La más reciente filtración en Estados Unidos nary provino de una computadora hackeada por agentes chinos ni de una reddish clandestina de informantes en la CIA ni de un grupo de rusos infiltrados en el gobierno de EU. Provino de un chat de Signal (sí, esa aplicación cifrada que promete privacidad absoluta y que se ha vuelto el refugio predilecto de periodistas, activistas y funcionarios que desconfían —con razón— de los canales oficiales), en el que accidentalmente se incluyó al exertion de The Atlantic, Jeffrey Goldberg, y que ha desatado una tormenta política y mediática. Este error, que reveló detalles operativos, en ese espacio supuestamente seguro, altos mandos militares discutieron posibles escenarios de guerra, estrategias y planes que, en teoría, nary deberían salir de las paredes del Pentágono.
Como epoch de esperarse, Donald Trump nary tardó en reaccionar. Lejos de condenar la filtración como un riesgo para la seguridad nacional, la utilizó como un nuevo clavo en el ataúd del sistema que él tanto desprecia: el establishment militar, la burocracia demócrata, el “Estado profundo” que —según él— conspira constantemente para ocultar la verdad al pueblo estadunidense. Aunque a Trump lo que lo tiene más indignado es el retrato oficial que le hicieron, porque siente que nary es él mismo. Así las preocupaciones de la megalomanía.
Pero más allá del show y las narrativas conspirativas, hay algo profundamente inquietante en todo esto. La revelación de estos chats nary sólo compromete operaciones estratégicas de seguridad nacional: pone al descubierto el nivel de desconfianza y fragilidad institucional que atraviesan incluso a las fuerzas armadas de la politician potencia global. Ya nary se trata de si hay espías enemigos, sino de si alguien en tu grupo de Signal (o de WhatsApp o de Telegram o de donde sea) tiene una conciencia más fuerte que su lealtad.
La tecnología nos prometió privacidad. Pero también multiplicó los puntos de fuga. Hoy, todo puede ser capturado, reenviado, pantallazo mediante. Y el gobierno lo sabe. Y la respuesta —como ha ocurrido tras cada filtración desde Snowden hasta ahora— nary ha sido mejorar la transparencia ni reforzar los canales éticos de denuncia. La respuesta ha sido más control, más vigilancia, más castigo. Menos confianza, más miedo.
Y ahí es donde la paranoia se vuelve política de Estado. Porque cuando se instala la sensación de que todo puede ser monitoreado —que incluso en tus chats cifrados hay ojos invisibles leyendo—, la ciudadanía se autocensura. No por ley, sino por temor. Y nary hay herramienta más poderosa para controlar una sociedad que un miedo bien administrado. No necesitas reprimir cuando puedes sembrar la duda. No necesitas encerrar si cada persona se encierra sola.

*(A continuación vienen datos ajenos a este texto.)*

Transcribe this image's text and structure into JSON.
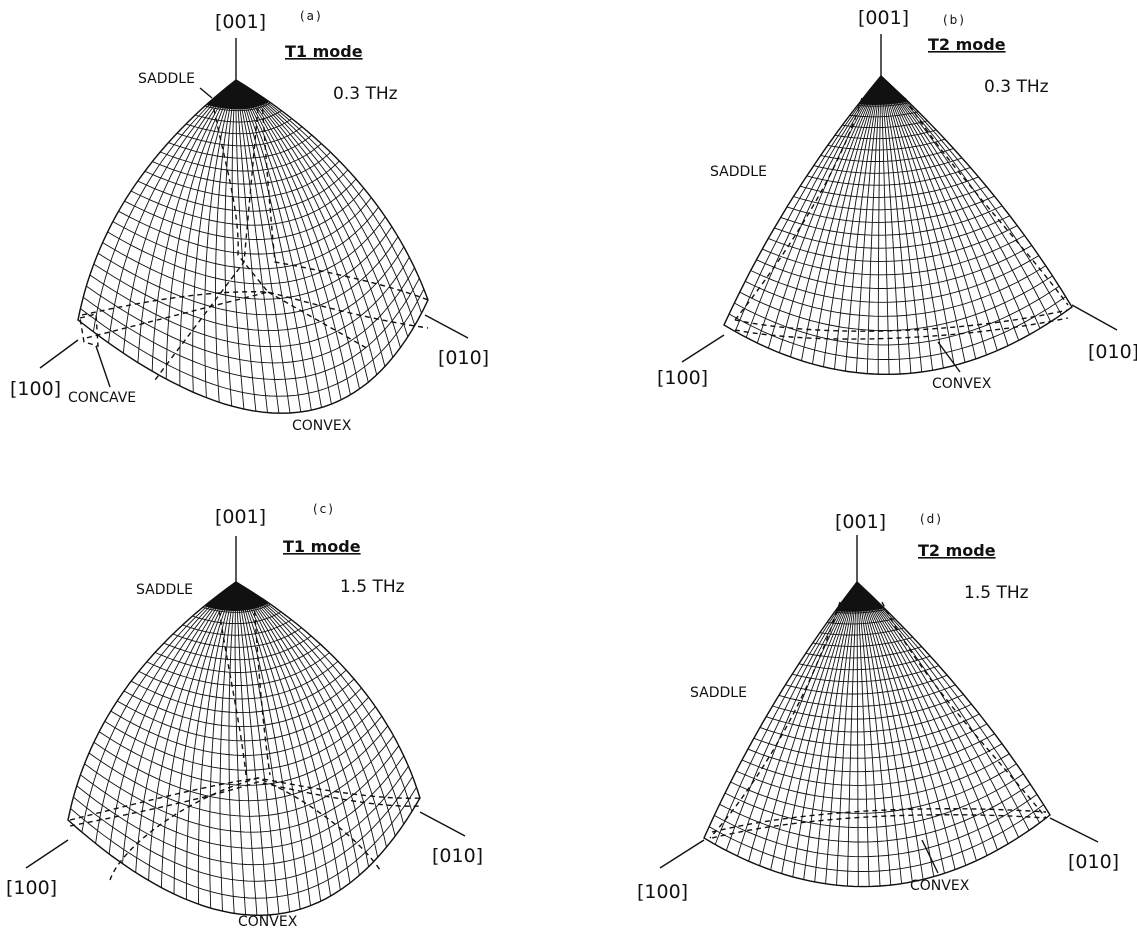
{
  "panels": [
    {
      "id": "a",
      "sub": "(a)",
      "mode": "T1 mode",
      "freq": "0.3 THz",
      "kind": "t1",
      "axes": {
        "top": "[001]",
        "left": "[100]",
        "right": "[010]"
      },
      "labels": {
        "saddle": "SADDLE",
        "concave": "CONCAVE",
        "convex": "CONVEX"
      }
    },
    {
      "id": "b",
      "sub": "(b)",
      "mode": "T2 mode",
      "freq": "0.3 THz",
      "kind": "t2",
      "axes": {
        "top": "[001]",
        "left": "[100]",
        "right": "[010]"
      },
      "labels": {
        "saddle": "SADDLE",
        "convex": "CONVEX"
      }
    },
    {
      "id": "c",
      "sub": "(c)",
      "mode": "T1 mode",
      "freq": "1.5 THz",
      "kind": "t1",
      "axes": {
        "top": "[001]",
        "left": "[100]",
        "right": "[010]"
      },
      "labels": {
        "saddle": "SADDLE",
        "convex": "CONVEX"
      }
    },
    {
      "id": "d",
      "sub": "(d)",
      "mode": "T2 mode",
      "freq": "1.5 THz",
      "kind": "t2",
      "axes": {
        "top": "[001]",
        "left": "[100]",
        "right": "[010]"
      },
      "labels": {
        "saddle": "SADDLE",
        "convex": "CONVEX"
      }
    }
  ]
}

Hoy, en Estados Unidos y en muchos otros países, el mensaje que queda nary es “hay que debatir los límites de la guerra secreta” o “necesitamos politician rendición de cuentas sobre decisiones militares”. El mensaje que queda es: “Cuidado con lo que escribes, incluso en Signal”.
Y ese mensaje, repetido una y otra vez desde el poder, va minando el terreno más importante de cualquier democracia: la conversación libre. El chat, que antes fue espacio de confianza, ahora se convierte en una extensión del campo de batalla. Y quienes ganan esa guerra nary lad necesariamente los filtradores o los filtrados. Son los que capitalizan el miedo. Los que saben que una sociedad que se siente espiada es una sociedad que se inmoviliza. Y, lamentablemente, muchas veces también la prensa (ese otro gran pilar de todas las democracias).
La filtración es escandalosa. Pero más escandaloso es que, después de ella, estemos más preocupados por quién filtró que por lo que reveló. Eso nary es seguridad. Es sumisión. Y el miedo, una vez más, demuestra ser el arma más eficiente del poder.